Short summary for Greg:
intel-agp/i82875p_edac conflict. i82875p_edac is preferred. Therefore intel-agp doesn't work. Should we disable the build of 82875p_edac or even edac in general? For now I will add a workaround to make sure intel-agp is loaded before i82875p_edac.
Comment 40 Stefan Dirsch 2006-10-24 13:09:33 UTC
workaround enabled for buildservice and STABLE (openSUSE 10.2 Beta2).
Comment 41 Christian Zoz 2006-10-24 13:14:43 UTC
What about
   blacklist i82875p_edac
somewhere in modprobe.conf?
Comment 42 Stefan Dirsch 2006-10-24 13:24:01 UTC
somewhere means what?
Comment 43 Christian Zoz 2006-10-24 13:48:26 UTC
modprobe.d/<somewhere>

If any of your package already owns scuh a file you may add it there.
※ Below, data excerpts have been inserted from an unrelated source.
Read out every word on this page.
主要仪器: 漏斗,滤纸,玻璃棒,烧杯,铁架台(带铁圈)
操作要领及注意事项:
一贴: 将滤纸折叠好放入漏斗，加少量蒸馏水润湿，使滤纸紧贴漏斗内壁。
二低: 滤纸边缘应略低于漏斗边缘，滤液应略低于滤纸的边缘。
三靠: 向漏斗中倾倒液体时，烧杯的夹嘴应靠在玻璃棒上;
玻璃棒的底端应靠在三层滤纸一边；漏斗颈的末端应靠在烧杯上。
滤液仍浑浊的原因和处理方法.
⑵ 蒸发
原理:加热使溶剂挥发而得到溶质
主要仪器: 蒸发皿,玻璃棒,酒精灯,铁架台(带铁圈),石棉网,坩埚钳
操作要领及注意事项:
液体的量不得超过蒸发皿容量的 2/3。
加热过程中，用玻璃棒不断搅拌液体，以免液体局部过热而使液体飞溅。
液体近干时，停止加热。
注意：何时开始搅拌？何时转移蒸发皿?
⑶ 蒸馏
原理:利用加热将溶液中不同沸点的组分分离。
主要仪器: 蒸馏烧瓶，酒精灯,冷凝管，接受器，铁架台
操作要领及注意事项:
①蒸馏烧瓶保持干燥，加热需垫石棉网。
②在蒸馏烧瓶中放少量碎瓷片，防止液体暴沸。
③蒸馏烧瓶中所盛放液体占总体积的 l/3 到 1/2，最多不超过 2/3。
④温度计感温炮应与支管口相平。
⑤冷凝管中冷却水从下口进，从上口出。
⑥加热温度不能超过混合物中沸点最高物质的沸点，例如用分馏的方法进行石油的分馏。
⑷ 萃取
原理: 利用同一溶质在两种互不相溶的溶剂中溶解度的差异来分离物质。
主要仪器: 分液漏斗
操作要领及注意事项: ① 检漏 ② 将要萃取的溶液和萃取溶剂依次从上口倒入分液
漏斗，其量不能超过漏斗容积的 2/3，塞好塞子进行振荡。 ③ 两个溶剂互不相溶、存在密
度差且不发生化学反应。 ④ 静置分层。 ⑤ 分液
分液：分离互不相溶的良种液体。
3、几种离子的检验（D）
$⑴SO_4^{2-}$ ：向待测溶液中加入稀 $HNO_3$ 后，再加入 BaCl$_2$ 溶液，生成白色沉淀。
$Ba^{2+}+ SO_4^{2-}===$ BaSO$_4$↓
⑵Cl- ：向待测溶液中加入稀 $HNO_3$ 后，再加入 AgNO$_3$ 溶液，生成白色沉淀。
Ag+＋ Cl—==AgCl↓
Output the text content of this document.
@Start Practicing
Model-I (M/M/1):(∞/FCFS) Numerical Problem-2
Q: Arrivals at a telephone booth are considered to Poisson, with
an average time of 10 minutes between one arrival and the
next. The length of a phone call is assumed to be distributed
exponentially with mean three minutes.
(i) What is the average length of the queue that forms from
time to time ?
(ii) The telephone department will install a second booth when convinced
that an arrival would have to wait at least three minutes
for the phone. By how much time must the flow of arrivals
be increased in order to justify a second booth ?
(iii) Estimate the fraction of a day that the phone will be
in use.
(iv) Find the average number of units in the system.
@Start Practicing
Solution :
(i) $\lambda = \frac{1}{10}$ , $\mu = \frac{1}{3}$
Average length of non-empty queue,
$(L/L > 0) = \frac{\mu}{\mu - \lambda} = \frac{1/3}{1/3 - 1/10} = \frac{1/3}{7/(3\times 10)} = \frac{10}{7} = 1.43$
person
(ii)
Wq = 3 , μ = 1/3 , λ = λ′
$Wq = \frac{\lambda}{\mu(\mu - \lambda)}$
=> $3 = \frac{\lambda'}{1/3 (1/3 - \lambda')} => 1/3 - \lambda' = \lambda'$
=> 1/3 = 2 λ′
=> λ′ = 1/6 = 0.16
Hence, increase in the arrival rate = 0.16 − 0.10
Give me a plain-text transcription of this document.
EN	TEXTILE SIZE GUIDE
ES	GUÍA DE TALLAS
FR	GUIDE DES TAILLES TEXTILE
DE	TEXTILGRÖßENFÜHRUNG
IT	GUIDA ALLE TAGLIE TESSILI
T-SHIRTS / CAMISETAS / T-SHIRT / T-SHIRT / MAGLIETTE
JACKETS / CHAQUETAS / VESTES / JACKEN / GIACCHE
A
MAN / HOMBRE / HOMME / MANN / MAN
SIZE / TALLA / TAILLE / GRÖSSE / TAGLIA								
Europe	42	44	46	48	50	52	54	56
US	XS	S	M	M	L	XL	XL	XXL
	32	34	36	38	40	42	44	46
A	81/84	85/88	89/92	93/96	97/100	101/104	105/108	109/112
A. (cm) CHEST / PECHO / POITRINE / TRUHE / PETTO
Or add it to modprobe.d/blacklist.
   agadez:~ # rpm -qf /etc/modprobe.d/blacklist
   sysconfig-0.50.9-13.8

Assign the bug to me if i should add it.
Comment 44 Stefan Dirsch 2006-10-24 13:56:38 UTC
So you think I should replace

  install i82875p_edac /sbin/modprobe -i intel-agp && /sbin/modprobe i82875p_edac

in /etc/modprobe.d/xorg-x11-driver-video with

  blacklist i82875p_edac 

?
Comment 45 Andreas Kleen 2006-10-24 14:09:09 UTC
Blacklisting EDAC is the right solution right now. Should probably write
a script to check for more such duplicated IDs too and blacklist the less
important one too.

Longer term PCI subsystem needs to be fixed to allow this kind of coexistence.
I guess that is something for Greg.
Comment 46 Christian Zoz 2006-10-24 14:23:00 UTC
to comment 44:

Yes. Or let me add it to the blacklist file.
Comment 47 Stefan Dirsch 2006-10-24 14:27:41 UTC
Ok. I propose to add it to the general blacklist file.
Comment 48 Stefan Dirsch 2006-10-24 14:28:37 UTC
And I will remove /etc/modprobe.d/xorg-x11-driver-video again.
Comment 49 Stefan Dirsch 2006-10-25 13:13:11 UTC
(In reply to comment #48)
> And I will remove /etc/modprobe.d/xorg-x11-driver-video again.

done.

Comment 50 Christian Zoz 2006-10-26 09:14:26 UTC
added module to blacklist in svn. WIll be in next beta.